Do you have a test bench available? Do you know how to operate the testbench to setup the operating conditions required? If not make yourself familiar first with the test bench, including required calibration of mass flow controllers, temperature sensors etc. How do you determine that the system values given for a parameter, example flow rate, are valid and "real"?

What is the question behind the measurement of the polarization curve? That often determines operational parameters like gas compostion and flow rate, stoichiometry, temperature, pressure, load currents etc. Make sure your test station is capable of setting all operating parameters required. Example here: flow rates of gases with mass flow controllers at very low load currents under constant stoich conditions.

A fuel cell usually requires a break-in and defined start-up procedure before load can be applied and current be drawn. It also depends on the kind of fuel cell you want to investigate. Examples here: SOFC and/or high temperature PEM FC.

If you want to determine the anode and cathode contributions within a polarization curve separately you need a reference electrode, either on anode or cathode side. Check your setup with a reference electrode before starting the real experiments.

And do not forget: A polarization curve is only one method to investigate fuel cells. Other electrochemical methods like linear sweep and cyclic voltametry as well as electrochemical impedance spectroscopy are also important methods to answer specific "questions" about the FC and its behaviour under load. That brings back the question: What do want to know and learn from a polarization curve?

Kind regards

Peter

To measure the polarization curve in a given fuel cell, you need to measure two things:

1) Measure the cell's discharge current in mA.

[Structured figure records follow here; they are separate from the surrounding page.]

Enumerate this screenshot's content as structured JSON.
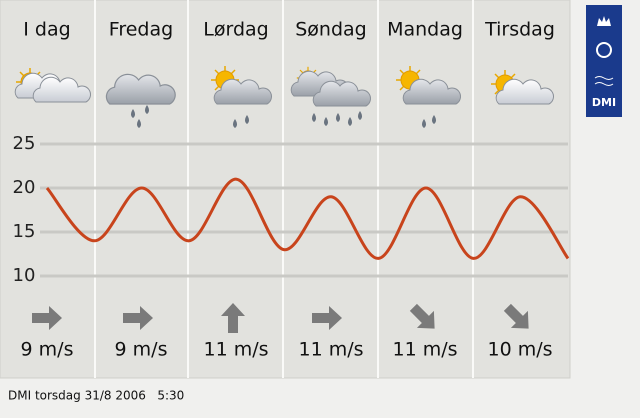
{
  "days": [
    "I dag",
    "Fredag",
    "Lørdag",
    "Søndag",
    "Mandag",
    "Tirsdag"
  ],
  "wind": [
    "9 m/s",
    "9 m/s",
    "11 m/s",
    "11 m/s",
    "11 m/s",
    "10 m/s"
  ],
  "footer": "DMI torsdag 31/8 2006   5:30",
  "logo": "DMI",
  "chart_data": {
    "type": "line",
    "ylim": [
      10,
      25
    ],
    "yticks": [
      10,
      15,
      20,
      25
    ],
    "grid": true,
    "series": [
      {
        "color": "#c8441c",
        "values": [
          20,
          14,
          20,
          14,
          21,
          13,
          19,
          12,
          20,
          12,
          19,
          12
        ]
      }
    ]
  }
}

2) Measure the corresponding cell voltage in volts.

Plot your data as follows: On the Y-axis, plot the voltage (V) and on the x-axis plot the discharge current (mA).

When the fuel cell is not discharging, that is the discharge current = 0, the fuel cell voltage is at its maximum value. As current is discharged, the cell voltage drops.

Hope this helps answer your question.

Professor Yehia Khalil

Yale University

USA  

Dear Praveena,

Peter has most thoroughly covered all the questions you need to ask, but I wanted to add some specific recommendations if you're looking to buy a new setup.

Assuming you meant PEMFCs or AEMFCs, for test benches themselves, Scribner is a good bet - half the price of most competitors, more functions, and . You need to figure out the size of cells you want to test (5 cm^2, 25, 50, stack...) and whether you're going to be looking at accelerated stress tests - your requirements differ the most depending on these.

As Peter mentioned, you need to pair it with a good potentiostat for CV/CA and FRA for EIS (either 2 machines or combined). Solartrons are great if you have the budget (still expensive used); I'm entirely disaffected by my PARstats and still love my ancient Solartrons. There are quite a number of companies that make these; if you're going for someone else, it's worthwhile to demo the software and ensure that the EIS actually gives good data to the highest range you need (e.g. my PARstats are rated to 2 MHz, but typically goes unstable around 100kHz).

Best regards,

Ben

I totally agree with what Peter said, he has stated all the inquiries you need to ask, but I would like to mention important note you must take in your writing. It is better to plot your data as follows: On the Y-axis, plot the voltage (V) and on the x-axis plot the discharge current (mA).